Barbara Legrenzi con Zeus e Oscar

Essere dog trainer oggi non vuol più dire, come una volta, impartire ordini secchi con voce stentorea e un fischietto in bocca: tutto è cambiato. Si tratta a tutti gli effetti di una disciplina con rigorose basi scientifiche, che implica studi approfonditi di etologia, psicologia e comunicazione, passando anche dalla meditazione e dall’esperienza legata alla mindfulness. Come risultato, già da alcuni anni i metodi educativi per i nostri amici cani hanno subito un’evoluzione sostanziale, basandosi completamente sulla creazione di un rapporto empatico e di fiducia, molto lontano dall’idea di punizione e di imposizione forzata. Assistiamo così a sistemi nuovi, con metodi e sperimentazioni che non avremmo mai immaginato, in un terreno ancora tutto da scoprire.

In collegamento video, Barbara Legrenzi, dolce e riservata, eppure molto empatica e diretta, mi trasmette subito un senso di tranquillità e di accoglienza. Milanese di nascita, ricorda in poche parole la sua infanzia che si è svolta in varie località della Lombardia, in una famiglia che le ha trasmesso un grande amore per la natura. Anni sereni condivisi, oltre che coi suoi familiari umani, con tutta una serie di Pussy, Lilli e chi più ne ha più ne metta. Esemplari di gran razza, acquistati nei migliori allevamenti, oppure meticci trovatelli, salvati e accolti in famiglia sempre con grande gioia. Cani in genere molto longevi, che si sono succeduti in casa nel corso degli anni, amati e rispettati.
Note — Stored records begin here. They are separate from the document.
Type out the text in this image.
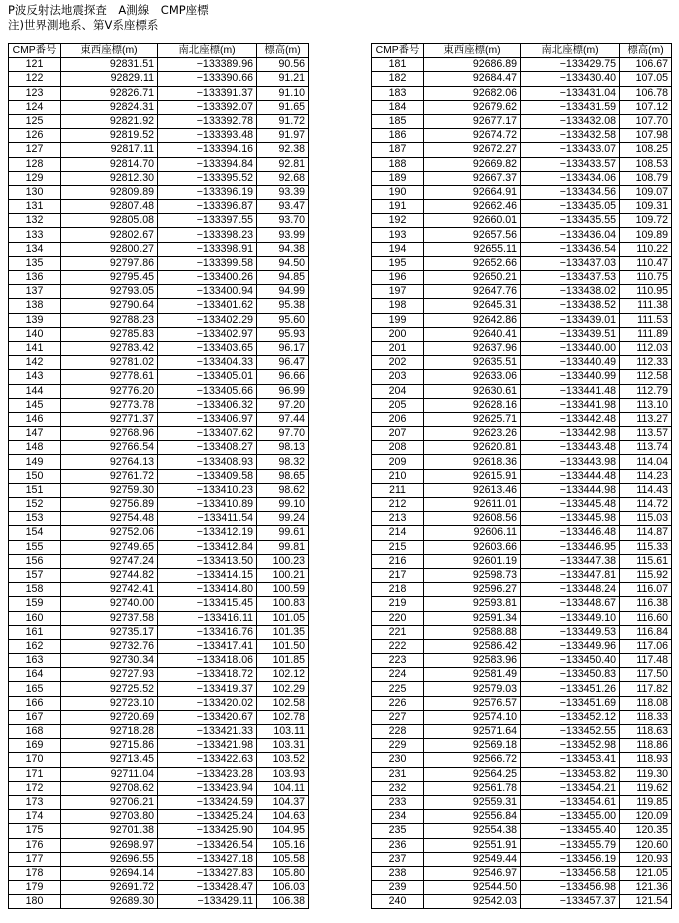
P波反射法地震探査　A測線　CMP座標
注)世界測地系、第Ⅴ系座標系
CMP番号	東西座標(m)	南北座標(m)	標高(m)
121	92831.51	−133389.96	90.56
122	92829.11	−133390.66	91.21
123	92826.71	−133391.37	91.10
124	92824.31	−133392.07	91.65
125	92821.92	−133392.78	91.72
126	92819.52	−133393.48	91.97
127	92817.11	−133394.16	92.38
128	92814.70	−133394.84	92.81
129	92812.30	−133395.52	92.68
130	92809.89	−133396.19	93.39
131	92807.48	−133396.87	93.47
132	92805.08	−133397.55	93.70
133	92802.67	−133398.23	93.99
134	92800.27	−133398.91	94.38
135	92797.86	−133399.58	94.50
136	92795.45	−133400.26	94.85
137	92793.05	−133400.94	94.99
138	92790.64	−133401.62	95.38
139	92788.23	−133402.29	95.60
140	92785.83	−133402.97	95.93
141	92783.42	−133403.65	96.17
142	92781.02	−133404.33	96.47
143	92778.61	−133405.01	96.66
144	92776.20	−133405.66	96.99
145	92773.78	−133406.32	97.20
146	92771.37	−133406.97	97.44
147	92768.96	−133407.62	97.70
148	92766.54	−133408.27	98.13
149	92764.13	−133408.93	98.32
150	92761.72	−133409.58	98.65
151	92759.30	−133410.23	98.62
152	92756.89	−133410.89	99.10
153	92754.48	−133411.54	99.24
154	92752.06	−133412.19	99.61
155	92749.65	−133412.84	99.81
156	92747.24	−133413.50	100.23
157	92744.82	−133414.15	100.21
158	92742.41	−133414.80	100.59
159	92740.00	−133415.45	100.83
160	92737.58	−133416.11	101.05
161	92735.17	−133416.76	101.35
162	92732.76	−133417.41	101.50
163	92730.34	−133418.06	101.85
164	92727.93	−133418.72	102.12
165	92725.52	−133419.37	102.29
166	92723.10	−133420.02	102.58
167	92720.69	−133420.67	102.78
168	92718.28	−133421.33	103.11
169	92715.86	−133421.98	103.31
170	92713.45	−133422.63	103.52
171	92711.04	−133423.28	103.93
172	92708.62	−133423.94	104.11
173	92706.21	−133424.59	104.37
174	92703.80	−133425.24	104.63
175	92701.38	−133425.90	104.95
176	92698.97	−133426.54	105.16
177	92696.55	−133427.18	105.58
178	92694.14	−133427.83	105.80
179	92691.72	−133428.47	106.03
180	92689.30	−133429.11	106.38
CMP番号	東西座標(m)	南北座標(m)	標高(m)
181	92686.89	−133429.75	106.67
182	92684.47	−133430.40	107.05
183	92682.06	−133431.04	106.78
184	92679.62	−133431.59	107.12
185	92677.17	−133432.08	107.70
186	92674.72	−133432.58	107.98
187	92672.27	−133433.07	108.25
188	92669.82	−133433.57	108.53
189	92667.37	−133434.06	108.79
190	92664.91	−133434.56	109.07
191	92662.46	−133435.05	109.31
192	92660.01	−133435.55	109.72
193	92657.56	−133436.04	109.89
194	92655.11	−133436.54	110.22
195	92652.66	−133437.03	110.47
196	92650.21	−133437.53	110.75
197	92647.76	−133438.02	110.95
198	92645.31	−133438.52	111.38
199	92642.86	−133439.01	111.53
200	92640.41	−133439.51	111.89
201	92637.96	−133440.00	112.03
202	92635.51	−133440.49	112.33
203	92633.06	−133440.99	112.58
204	92630.61	−133441.48	112.79
205	92628.16	−133441.98	113.10
206	92625.71	−133442.48	113.27
207	92623.26	−133442.98	113.57
208	92620.81	−133443.48	113.74
209	92618.36	−133443.98	114.04
210	92615.91	−133444.48	114.23
211	92613.46	−133444.98	114.43
212	92611.01	−133445.48	114.72
213	92608.56	−133445.98	115.03
214	92606.11	−133446.48	114.87
215	92603.66	−133446.95	115.33
216	92601.19	−133447.38	115.61
217	92598.73	−133447.81	115.92
218	92596.27	−133448.24	116.07
219	92593.81	−133448.67	116.38
220	92591.34	−133449.10	116.60
221	92588.88	−133449.53	116.84
222	92586.42	−133449.96	117.06
223	92583.96	−133450.40	117.48
224	92581.49	−133450.83	117.50
225	92579.03	−133451.26	117.82
226	92576.57	−133451.69	118.08
227	92574.10	−133452.12	118.33
228	92571.64	−133452.55	118.63
229	92569.18	−133452.98	118.86
230	92566.72	−133453.41	118.93
231	92564.25	−133453.82	119.30
232	92561.78	−133454.21	119.62
233	92559.31	−133454.61	119.85
234	92556.84	−133455.00	120.09
235	92554.38	−133455.40	120.35
236	92551.91	−133455.79	120.60
237	92549.44	−133456.19	120.93
238	92546.97	−133456.58	121.05
239	92544.50	−133456.98	121.36
240	92542.03	−133457.37	121.54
Poi otto anni fa la svolta: in un momento delicato della sua vita è arrivato Byron, un pastore tedesco con una grande personalità. E’ stato lui ad accompagnarla con gentilezza verso un approccio diverso, in cui il mondo degli umani e quello dei cani si sono incontrati a metà strada. Una scoperta reciproca che l’ha conquistata a tal punto da farle lasciare la sua attività nel marketing commerciale per dedicarsi completamente all’educazione cinofila.

 

 

Ascolto, accoglienza, empatia

“La base di tutto sono l’empatia e il rispetto per tutti gli esseri viventi,” afferma Barbara, “bisogna imparare a non imporsi, ma a farsi seguire, seguendo un codice che loro possano comprendere e rispettare con fiducia.”
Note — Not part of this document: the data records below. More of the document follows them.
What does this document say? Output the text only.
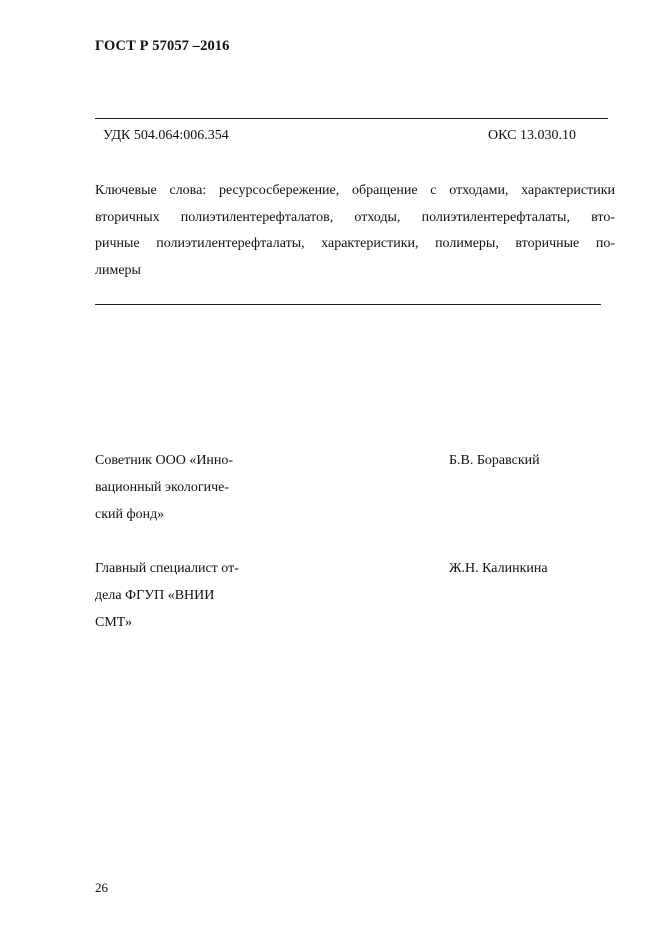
ГОСТ Р 57057 –2016
УДК 504.064:006.354	ОКС 13.030.10
Ключевые слова: ресурсосбережение, обращение с отходами, характеристики
вторичных полиэтилентерефталатов, отходы, полиэтилентерефталаты, вто-
ричные полиэтилентерефталаты, характеристики, полимеры, вторичные по-
лимеры
Советник ООО «Инно-
вационный экологиче-
ский фонд»
Б.В. Боравский
Главный специалист от-
дела ФГУП «ВНИИ
СМТ»
Ж.Н. Калинкина
26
“Una regola importante che deve esserci sempre chiara è che non dobbiamo antropomorfizzarli: non sempre quello che ci sembra un “abbraccio” fra cani è tale e non sempre una leccata equivale a un bacio. Stando con noi, i cani diventano bilingui: imparano le nostre modalità di comunicazione, ma dobbiamo sempre tenere presente che loro hanno un codice diverso dal nostro. Anche noi dobbiamo imparare il loro, osservandoli e dedicando loro un po’ del nostro tempo, senza svolgere parallelamente altre attività.” Per capirci, in queste occasioni niente smartphone o altre distrazioni: tutti i giorni cerchiamo di trovare un momento, magari anche breve, ma di qualità, dedicato solo a loro.

“Purtroppo spesso ci si dimentica”, osserva Barbara, che ogni giorno ha sotto gli occhi una grande varietà di situazioni.

 

Altra questione molto importante è considerare sempre che ogni cane, indipendentemente dalle caratteristiche più generali della razza a cui appartiene, ha il suo carattere particolare. Proprio come accade a noi umani.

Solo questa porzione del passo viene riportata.